Art It’s a unique experience seeing a painting of your own home on the wall of an art gallery. Not just my home but hundreds of others, all together, a history of domestic architecture all neatly laid out within the glance of an eye. It's within Ben Johnson’s exciting new vista, Liverpool Cityscape 2008 which was commissioned for our Capital of Culture year and is part of a mini-retrospective of his work at the Walker Art Gallery. Looking at the landscape straight on, our flats are at top right hand corner of the image (not including the sky), just behind the Anglican Cathedral, a speck in the distance. Funny to see the place I've spent the best part of fifteen years rendered in a few splodges of paint.
Johnson’s painting took up to a year, the last part of the endeavour under the watchful eye of gallery visitors. I didn’t visit then – I hate seeing works in progress, the better to soak up the artist’s entire vision and I’m glad I did – the finished product is mind-jangling. Even knowing that these days the artist uses computer models and assistants doesn’t draw away from the sheer amount of visual information in the picture and need to try and find all of the familiar Liverpool landmarks. The point of view Johnson’s selected is above the Mersey looking down on the town; we're briefly guardian angels of our own town, perhaps wondering where all of the people have gone (the only humanity in the painting is the artist’s brush work).
What struck me at least is that for all the pre-publicity about photo-realism, these aren’t documentary images. For a start, Johnson has painted in architecture such as the Museum of Liverpool and Liverpool One as they will be once they’re completed which makes this the look of the city in the near future, perhaps 2010. If there are any changes to these edifices then the image’s reality will become less certain; elsewhere in the exhibition, Walter Richard’s chaotic Modern Liverpool painted in 1907 bravely includes the Anglican Cathedral (not to be finished for another seventy years) with its original two tower configuration eventually simplified for reasons of cost and logistics.

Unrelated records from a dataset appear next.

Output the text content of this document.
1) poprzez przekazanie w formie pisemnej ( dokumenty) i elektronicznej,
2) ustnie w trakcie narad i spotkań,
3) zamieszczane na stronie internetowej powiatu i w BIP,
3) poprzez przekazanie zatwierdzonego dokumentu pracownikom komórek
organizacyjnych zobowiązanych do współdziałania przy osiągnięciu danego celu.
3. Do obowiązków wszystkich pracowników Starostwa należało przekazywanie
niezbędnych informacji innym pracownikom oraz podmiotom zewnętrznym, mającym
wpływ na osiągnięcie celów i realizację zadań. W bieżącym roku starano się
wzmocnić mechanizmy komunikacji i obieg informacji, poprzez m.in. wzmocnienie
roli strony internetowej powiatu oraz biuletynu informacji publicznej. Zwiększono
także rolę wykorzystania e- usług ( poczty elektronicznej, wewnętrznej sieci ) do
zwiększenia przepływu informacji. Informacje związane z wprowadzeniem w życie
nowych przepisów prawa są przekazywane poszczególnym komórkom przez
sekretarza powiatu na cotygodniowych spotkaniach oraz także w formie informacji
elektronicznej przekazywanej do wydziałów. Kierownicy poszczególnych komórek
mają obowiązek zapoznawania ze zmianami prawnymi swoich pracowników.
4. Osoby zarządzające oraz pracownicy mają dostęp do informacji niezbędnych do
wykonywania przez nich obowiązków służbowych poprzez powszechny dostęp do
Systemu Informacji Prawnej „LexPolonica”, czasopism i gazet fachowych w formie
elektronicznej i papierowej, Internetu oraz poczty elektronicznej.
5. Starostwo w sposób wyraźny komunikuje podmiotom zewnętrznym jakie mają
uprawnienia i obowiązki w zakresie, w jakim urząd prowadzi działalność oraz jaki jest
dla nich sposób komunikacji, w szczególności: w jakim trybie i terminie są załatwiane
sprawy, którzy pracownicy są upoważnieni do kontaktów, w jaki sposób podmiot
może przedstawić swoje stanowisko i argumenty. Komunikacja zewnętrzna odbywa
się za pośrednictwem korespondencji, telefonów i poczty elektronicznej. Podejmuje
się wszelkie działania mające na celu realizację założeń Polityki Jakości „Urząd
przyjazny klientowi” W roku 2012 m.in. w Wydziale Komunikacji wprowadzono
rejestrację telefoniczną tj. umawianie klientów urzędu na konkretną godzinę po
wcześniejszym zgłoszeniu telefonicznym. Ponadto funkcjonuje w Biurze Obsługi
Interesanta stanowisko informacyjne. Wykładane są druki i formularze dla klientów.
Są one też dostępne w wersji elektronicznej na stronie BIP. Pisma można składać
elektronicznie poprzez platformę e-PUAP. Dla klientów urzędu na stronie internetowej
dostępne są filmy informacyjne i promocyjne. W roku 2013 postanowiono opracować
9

But like all good artists Johnson is also keen emphasising some elements ahead of others for thematic purposes by selecting a particular topographical perspective. In his commission of Jerusalem, we’re looking down on the city from a far higher angle which allows him to include all of the three major holy sites and give them equal weight, the Dome of the Rock, the western-or-wailing wall and the Church of the Holy Sepulcre, having been tasked to produce an image that offers common ground between the three major Abrahamic faiths. We look at Hong Kong from lower down so as to emphasise the verticals of the city, sky-scrapers piercing the sky to the point that with the exception of piece of motorway ground level has gone, engulfed by greenery.
Liverpool is the most complex of the lot. Johnson seems to have decided to highlight those buildings that are part of the ‘gap toothed’ Liverpool skyline – the two cathedrals, St. John’s Beacon and the three graces, plus some of the new additions. From what I can see in order to do that he’s increased the curvature of the Earth so that the Anglican and Metropolitan loom over the city (which they do in reality, but not to this extent) and actually appear far further apart making Hope Street rather longer than it actually is. He also makes some details, such as the suburbs rather abstract and anonymous – I’d be interested to know if anyone living Toxteth way can pick out their home as well as I can. Of course, my sky line view of the city is from the opposite direction so is naturally going to be skewed, but if Ben Johnson’s to be congratulated its for creating a modern landscape that force us to question not just its content, but his technique as well.